See also spzeros, spdiagm and sprand.
help?> sparse

  sparse(I, J, V,[ m, n, combine])


  Create a sparse matrix S of dimensions m x n such that S[I[k], J[k]] = V[k]. The combine function is used to
  combine duplicates. If m and n are not specified, they are set to maximum(I) and maximum(J) respectively. If the
  combine function is not supplied, combine defaults to + unless the elements of V are Booleans in which case combine
  defaults to |. All elements of I must satisfy 1 <= I[k] <= m, and all elements of J must satisfy 1 <= J[k] <= n.
  Numerical zeros in (I, J, V) are retained as structural nonzeros; to drop numerical zeros, use dropzeros!.

  For additional documentation and an expert driver, see SparseArrays.sparse!.
1 Like

I understand that it works for a 2x2 case, but I still think you have a bug in your code.

Adding

        K_temp2 = sparse(Matrix(K_temp))
        @assert K_temp == K_temp2

to the loop will make it fail.

Use the exposed API.

1 Like

Thanks for all your help! @stillyslalom @Tamas_Papp

After checking my codes, I find a bug with SparseMatrixCSC, which is shown below, and sparse doesn’t have this problem. I think this is an internal bug of SparseArrays.

julia> colptr = [1, 9]
2-element Array{Int64,1}: 
 1
 9

julia> rowval = [3, 4, 7, 8, 5, 6, 1, 2]
8-element Array{Int64,1}: 
 3
 4
 7
 8
 5
 6
 1
 2

julia> nzval = [0.16316121444220966, 0.859772711351463, 0.5396728938322661, 0.11042759016283576, 0.9235098869026452, 0.44937767272991924, 0.08224496368154854, 0.6310509691686923]
8-element Array{Float64,1}:
 0.16316121444220966
 0.859772711351463
 0.5396728938322661
 0.11042759016283576
 0.9235098869026452
 0.44937767272991924
 0.08224496368154854
 0.6310509691686923

julia> a = SparseMatrixCSC(8, 1, colptr, rowval, nzval)
8×1 SparseMatrixCSC{Float64,Int64} with 8 stored entries:
  [3, 1]  =  0.163161
  [4, 1]  =  0.859773
  [7, 1]  =  0.539673
  [8, 1]  =  0.110428
  [5, 1]  =  0.92351
  [6, 1]  =  0.449378
  [1, 1]  =  0.082245
  [2, 1]  =  0.631051


julia> a[1,1]
0.0

julia> a[2,1]
0.0 # Which is wrong!!! Should be  0.631051

julia> b  = sparse(Matrix(a))
8×1 SparseMatrixCSC{Float64,Int64} with 8 stored entries:
  [1, 1]  =  0.082245
  [2, 1]  =  0.631051
  [3, 1]  =  0.163161
  [4, 1]  =  0.859773
  [5, 1]  =  0.92351
  [6, 1]  =  0.449378
  [7, 1]  =  0.539673
  [8, 1]  =  0.110428

julia> b[2,1]
0.6310509691686923 # This time is right!

I will try to use sparse.

I still don’t get why you are calling this a bug. Again, SparseMatrixCSC is not meant to be used directly, so there are no guarantees. As its docstring says, use sparse.

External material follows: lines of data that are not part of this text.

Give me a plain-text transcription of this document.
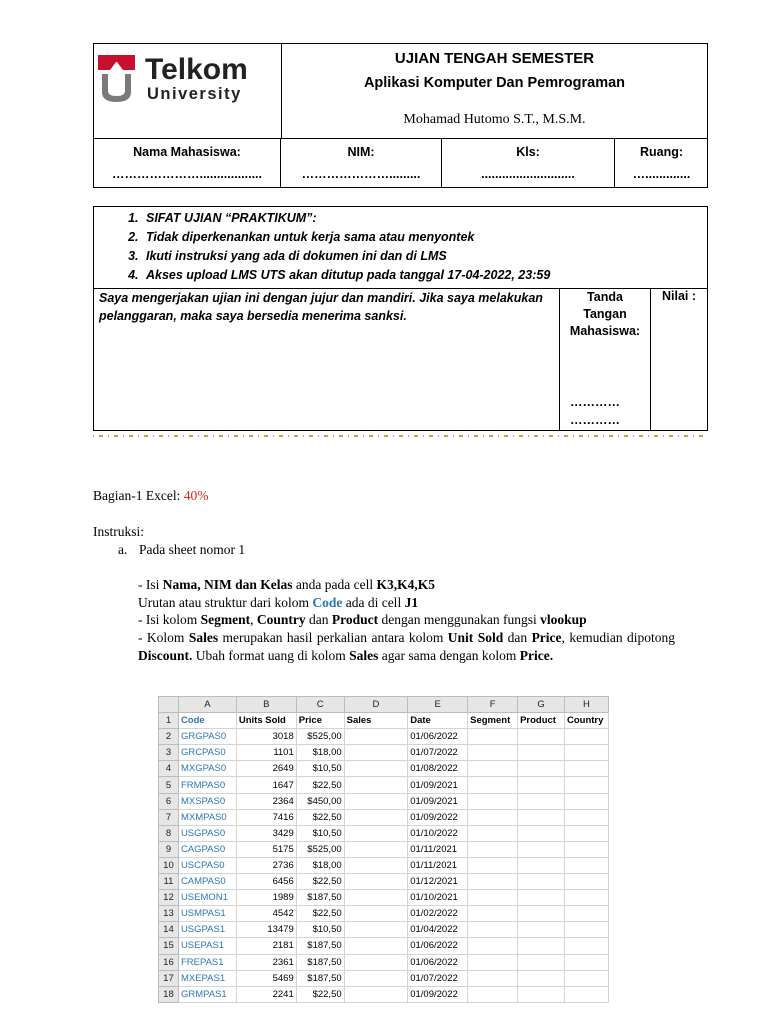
Telkom
University
UJIAN TENGAH SEMESTER
Aplikasi Komputer Dan Pemrograman
Mohamad Hutomo S.T., M.S.M.
Nama Mahasiswa:
…………………..................
NIM:
………………….........
Kls:
...........................
Ruang:
….............
1. SIFAT UJIAN “PRAKTIKUM”:
2. Tidak diperkenankan untuk kerja sama atau menyontek
3. Ikuti instruksi yang ada di dokumen ini dan di LMS
4. Akses upload LMS UTS akan ditutup pada tanggal 17-04-2022, 23:59
Saya mengerjakan ujian ini dengan jujur dan mandiri. Jika saya melakukan pelanggaran, maka saya bersedia menerima sanksi.
Tanda
Tangan
Mahasiswa:
…………
…………
Nilai :
Bagian-1 Excel: 40%
Instruksi:
a. Pada sheet nomor 1
- Isi Nama, NIM dan Kelas anda pada cell K3,K4,K5
Urutan atau struktur dari kolom Code ada di cell J1
- Isi kolom Segment, Country dan Product dengan menggunakan fungsi vlookup
- Kolom Sales merupakan hasil perkalian antara kolom Unit Sold dan Price, kemudian dipotong Discount. Ubah format uang di kolom Sales agar sama dengan kolom Price.
	A	B	C	D	E	F	G	H
1	Code	Units Sold	Price	Sales	Date	Segment	Product	Country
2	GRGPAS0	3018	$525,00		01/06/2022			
3	GRCPAS0	1101	$18,00		01/07/2022			
4	MXGPAS0	2649	$10,50		01/08/2022			
5	FRMPAS0	1647	$22,50		01/09/2021			
6	MXSPAS0	2364	$450,00		01/09/2021			
7	MXMPAS0	7416	$22,50		01/09/2022			
8	USGPAS0	3429	$10,50		01/10/2022			
9	CAGPAS0	5175	$525,00		01/11/2021			
10	USCPAS0	2736	$18,00		01/11/2021			
11	CAMPAS0	6456	$22,50		01/12/2021			
12	USEMON1	1989	$187,50		01/10/2021			
13	USMPAS1	4542	$22,50		01/02/2022			
14	USGPAS1	13479	$10,50		01/04/2022			
15	USEPAS1	2181	$187,50		01/06/2022			
16	FREPAS1	2361	$187,50		01/06/2022			
17	MXEPAS1	5469	$187,50		01/07/2022			
18	GRMPAS1	2241	$22,50		01/09/2022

https://github.com/JuliaLang/julia/pull/22529 is a PR that would detect this. It would have printed:

`S.rowval` must be sorted for all column ranges
3 Likes

Great, thanks a lot! @kristoffer.carlsson

I see, really appreciate your help! @Tamas_Papp I will follow the document and use sparse.